Now, I want to touch on some things that are included, and a little bit on how inclusion + context are really important.
There is a drag queen included as one of the victims, and they are played up as having a decadent lifestyle. Additionally, one entry uses the pronoun “he,” and later in the adventure, “they.” Not only does it feel like it falls into some bad stereotypes (marginalized person is a murder victim, drag queen is ‘fecund’ partier), but it feels like addressing these topics deserves a lot more discussion in this adventure.
There is lore mentioned about crows, attributed to Native Americans, and Madam Laveau’s help is shown to be enigmatic and mysterious. All of the authority figures the PCs encounter are white, until those figures run out of useful information, and then they can get help from non-white characters, whose dealings with the supernatural are mysterious and potentially dangerous.
Reason, logic, and science belong in the realm of white characters. The supernatural, which may be helpful, but also dangerous and unpredictable, is in the realm of the “other,” which is associated with the non-white. I don’t think that was an intentional trope being added, but it is a trope that has been so firmly entrenched that its easy to fall into.
The PCs may be playing people of color, but despite the diversity of New Orleans as a setting, white feels like the default. The only time we get a description of a person’s skin color is when we are being told they are Egyptian. And, again, that person of color is associated with the supernatural side of things.
The contour of modern fiction has been carved by stories that have marginalized many different people. Filling that contour without intentionally doing the work to dig a new path means the story is going to flow in a manner that is marginalizing, even if you weren’t thinking of marginalizing anyone when you opened the damn to release the flow of your creativity.
Final Thoughts
I am both interested and wary of what I’m seeing in this quick start. There is an awareness of how the existing rules work, and what optional rules can be adapted to evoke specific genre tropes, but there is also a lot of inertia at play, both in mimicking the style of Call of Cthulhu RPG tropes, and in general supernatural storytelling.

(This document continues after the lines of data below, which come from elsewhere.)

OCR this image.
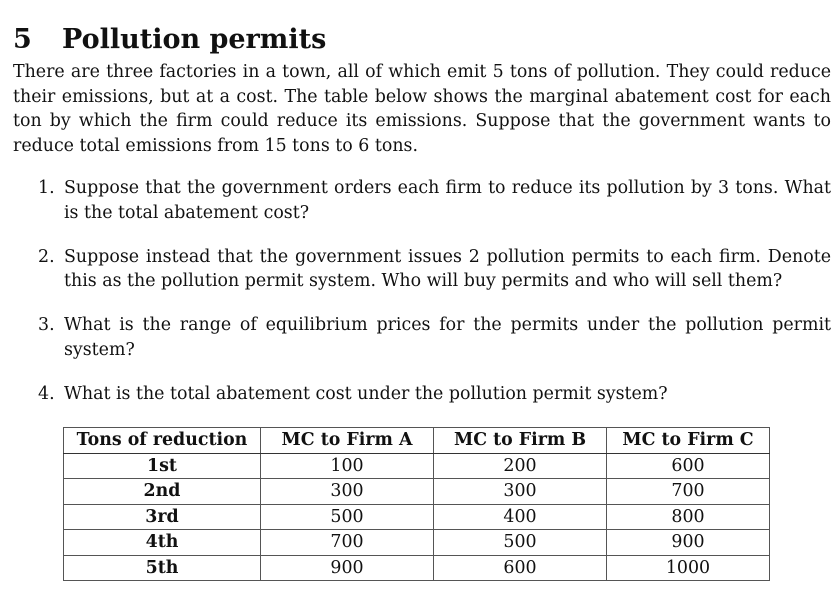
5 Pollution permits

There are three factories in a town, all of which emit 5 tons of pollution. They could reduce their emissions, but at a cost. The table below shows the marginal abatement cost for each ton by which the firm could reduce its emissions. Suppose that the government wants to reduce total emissions from 15 tons to 6 tons.

1. Suppose that the government orders each firm to reduce its pollution by 3 tons. What is the total abatement cost?
2. Suppose instead that the government issues 2 pollution permits to each firm. Denote this as the pollution permit system. Who will buy permits and who will sell them?
3. What is the range of equilibrium prices for the permits under the pollution permit system?
4. What is the total abatement cost under the pollution permit system?
Tons of reduction	MC to Firm A	MC to Firm B	MC to Firm C
1st	100	200	600
2nd	300	300	700
3rd	500	400	800
4th	700	500	900
5th	900	600	1000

I love some elements of the world-building, like utilizing a more diverse setting, adding in secret societies and organizations to reinforce PC buy into the setting, but I also hope that people with a better grasp of the diversity of cultures can get some input into this version of New Orleans. Games need better diversity in material, but game products need better diversity of creators as well.
I’ll be very interested to see this develop, and I hope that the final, full product can break some of the inertia that appears to be affecting the quick start. That said, I’m a little concerned that those bits of existing inertia take up a lot of space in the quick start, which would necessitate a strong commitment to restructuring some assumptions.